In [1]:
import pandas as pd
import sys
import os
import json
from tqdm import tqdm
sys.path.append('/Users/yijingyang/Library/CloudStorage/OneDrive-个人/GradPilot/ProgramDB/DataScience')
import asyncio
from call_api import call_gemini, async_call_gemini
from tqdm.asyncio import tqdm_asyncio

field_name = "同申互斥"
field_path = f"/Users/yijingyang/Library/CloudStorage/OneDrive-个人/GradPilot/ProgramDB/DataScience/fields_csv/{field_name}.csv"
field_df = pd.read_csv(field_path)

field_df.shape

(351, 7)

In [2]:
prompt_template = """
You are an assistant whose only task is to verify whether the graduate program below **restricts applicants from applying to additional programs in the same admissions cycle**.

Typical patterns (for context, not assumption)
• Many schools permit only **one** application within the *same department / division / school* (e.g., Engineering).  
• Some universities cap the **total** number of graduate applications campus-wide (e.g., “maximum two programs per year”).  
• Cross-school combinations (e.g., Engineering + Public Health) are often allowed unless the university sets a global limit.
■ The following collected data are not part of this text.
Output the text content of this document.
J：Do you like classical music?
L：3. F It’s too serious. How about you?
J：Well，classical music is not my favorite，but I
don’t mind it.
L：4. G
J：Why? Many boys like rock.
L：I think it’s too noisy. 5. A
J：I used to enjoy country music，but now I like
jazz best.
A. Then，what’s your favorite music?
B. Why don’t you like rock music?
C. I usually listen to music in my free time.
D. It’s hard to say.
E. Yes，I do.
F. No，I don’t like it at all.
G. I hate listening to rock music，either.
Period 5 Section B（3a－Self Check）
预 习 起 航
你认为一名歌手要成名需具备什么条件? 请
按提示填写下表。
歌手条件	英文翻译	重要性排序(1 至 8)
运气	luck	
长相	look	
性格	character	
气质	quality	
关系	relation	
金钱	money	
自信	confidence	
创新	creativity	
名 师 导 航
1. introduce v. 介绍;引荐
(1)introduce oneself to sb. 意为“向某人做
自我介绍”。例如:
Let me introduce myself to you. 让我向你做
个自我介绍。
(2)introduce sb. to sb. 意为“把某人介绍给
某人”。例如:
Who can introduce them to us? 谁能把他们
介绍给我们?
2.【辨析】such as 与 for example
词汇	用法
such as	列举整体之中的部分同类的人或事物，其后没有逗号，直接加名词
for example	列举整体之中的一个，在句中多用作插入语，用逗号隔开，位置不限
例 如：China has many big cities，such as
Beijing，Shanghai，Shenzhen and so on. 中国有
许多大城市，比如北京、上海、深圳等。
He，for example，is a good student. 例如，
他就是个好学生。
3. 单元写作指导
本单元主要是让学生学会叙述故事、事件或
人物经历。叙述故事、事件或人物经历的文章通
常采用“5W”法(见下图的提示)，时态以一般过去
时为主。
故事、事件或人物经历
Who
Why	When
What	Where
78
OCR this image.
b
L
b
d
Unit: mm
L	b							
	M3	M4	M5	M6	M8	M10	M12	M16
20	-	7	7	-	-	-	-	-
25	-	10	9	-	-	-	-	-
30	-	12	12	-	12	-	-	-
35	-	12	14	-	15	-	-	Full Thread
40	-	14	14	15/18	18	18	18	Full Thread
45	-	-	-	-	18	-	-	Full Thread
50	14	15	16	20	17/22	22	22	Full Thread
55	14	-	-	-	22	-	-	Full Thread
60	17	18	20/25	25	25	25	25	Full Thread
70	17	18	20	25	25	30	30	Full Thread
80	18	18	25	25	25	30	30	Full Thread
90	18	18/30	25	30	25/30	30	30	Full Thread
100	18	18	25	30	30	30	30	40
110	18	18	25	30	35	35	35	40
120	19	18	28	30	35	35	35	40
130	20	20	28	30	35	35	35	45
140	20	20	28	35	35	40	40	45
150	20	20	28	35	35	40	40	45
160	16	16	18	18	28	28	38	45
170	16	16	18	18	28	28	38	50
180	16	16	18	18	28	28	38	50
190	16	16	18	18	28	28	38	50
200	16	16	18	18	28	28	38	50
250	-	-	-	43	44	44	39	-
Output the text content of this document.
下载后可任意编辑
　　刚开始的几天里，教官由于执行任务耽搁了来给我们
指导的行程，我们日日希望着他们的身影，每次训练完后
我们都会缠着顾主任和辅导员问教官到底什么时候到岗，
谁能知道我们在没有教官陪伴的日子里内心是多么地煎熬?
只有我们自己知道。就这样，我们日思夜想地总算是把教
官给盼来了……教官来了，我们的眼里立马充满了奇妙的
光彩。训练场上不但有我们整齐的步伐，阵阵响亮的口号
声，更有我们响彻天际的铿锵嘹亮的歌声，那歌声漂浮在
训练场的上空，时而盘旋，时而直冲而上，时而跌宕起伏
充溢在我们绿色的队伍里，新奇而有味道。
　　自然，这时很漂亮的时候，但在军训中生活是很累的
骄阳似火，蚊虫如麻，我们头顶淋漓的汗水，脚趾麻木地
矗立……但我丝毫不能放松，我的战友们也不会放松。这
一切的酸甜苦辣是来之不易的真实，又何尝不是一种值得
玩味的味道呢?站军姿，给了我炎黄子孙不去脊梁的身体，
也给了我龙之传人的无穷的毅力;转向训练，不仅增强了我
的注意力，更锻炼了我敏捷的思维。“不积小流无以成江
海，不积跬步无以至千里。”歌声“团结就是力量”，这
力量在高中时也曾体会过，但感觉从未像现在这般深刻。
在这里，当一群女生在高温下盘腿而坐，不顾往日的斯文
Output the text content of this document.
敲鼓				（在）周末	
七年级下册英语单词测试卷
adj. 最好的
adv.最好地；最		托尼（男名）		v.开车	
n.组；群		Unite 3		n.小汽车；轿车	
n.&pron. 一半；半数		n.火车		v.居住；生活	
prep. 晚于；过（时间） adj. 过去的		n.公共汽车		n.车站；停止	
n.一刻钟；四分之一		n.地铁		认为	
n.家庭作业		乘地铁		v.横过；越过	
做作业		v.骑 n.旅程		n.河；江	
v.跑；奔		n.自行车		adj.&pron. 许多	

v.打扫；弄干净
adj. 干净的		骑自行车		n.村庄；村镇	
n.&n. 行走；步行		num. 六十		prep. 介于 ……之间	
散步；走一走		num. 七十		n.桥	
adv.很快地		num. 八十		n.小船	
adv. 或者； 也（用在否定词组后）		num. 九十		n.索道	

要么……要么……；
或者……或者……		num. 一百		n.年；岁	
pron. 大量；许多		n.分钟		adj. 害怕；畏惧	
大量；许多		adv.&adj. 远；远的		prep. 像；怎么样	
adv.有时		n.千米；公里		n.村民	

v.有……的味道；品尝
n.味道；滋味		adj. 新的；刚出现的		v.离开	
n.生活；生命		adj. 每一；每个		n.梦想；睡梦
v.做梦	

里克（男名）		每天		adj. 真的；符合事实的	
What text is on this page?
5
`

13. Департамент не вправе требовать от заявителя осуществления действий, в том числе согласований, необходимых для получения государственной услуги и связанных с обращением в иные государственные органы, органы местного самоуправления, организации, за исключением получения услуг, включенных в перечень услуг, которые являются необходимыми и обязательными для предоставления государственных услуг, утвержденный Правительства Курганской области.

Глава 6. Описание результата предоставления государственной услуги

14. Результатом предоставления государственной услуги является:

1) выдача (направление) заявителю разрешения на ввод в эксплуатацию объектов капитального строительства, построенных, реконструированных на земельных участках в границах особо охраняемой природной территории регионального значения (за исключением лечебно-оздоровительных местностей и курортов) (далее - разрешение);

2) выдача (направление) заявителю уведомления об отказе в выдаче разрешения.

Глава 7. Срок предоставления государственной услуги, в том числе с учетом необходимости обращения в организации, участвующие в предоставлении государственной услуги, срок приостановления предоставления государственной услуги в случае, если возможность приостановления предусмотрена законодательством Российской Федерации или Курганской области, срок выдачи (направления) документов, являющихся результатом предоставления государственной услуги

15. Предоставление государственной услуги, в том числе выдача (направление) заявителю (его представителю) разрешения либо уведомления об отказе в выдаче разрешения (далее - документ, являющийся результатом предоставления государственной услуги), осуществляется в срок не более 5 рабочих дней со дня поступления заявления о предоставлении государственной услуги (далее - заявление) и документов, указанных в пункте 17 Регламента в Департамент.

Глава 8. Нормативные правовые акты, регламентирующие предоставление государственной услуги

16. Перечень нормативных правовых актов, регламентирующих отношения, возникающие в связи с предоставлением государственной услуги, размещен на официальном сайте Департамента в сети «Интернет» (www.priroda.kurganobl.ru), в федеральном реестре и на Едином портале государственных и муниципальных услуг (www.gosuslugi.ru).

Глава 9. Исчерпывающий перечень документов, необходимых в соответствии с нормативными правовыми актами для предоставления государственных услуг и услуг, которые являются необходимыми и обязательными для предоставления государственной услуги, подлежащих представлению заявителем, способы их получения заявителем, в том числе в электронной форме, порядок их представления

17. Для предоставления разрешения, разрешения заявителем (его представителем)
────────────────────────────────────────────────────────
How to confirm the rule

1. **Primary *.edu* sources only**  
   • Review the Admissions and Program URLs supplied.  
   • You may open any additional pages under the same university’s *.edu* domain (e.g., “Application Instructions”, “FAQ”, “Graduate Admissions Policies”).  
   ⛔  Ignore non-*.edu* sites, rankings, blogs, or forums.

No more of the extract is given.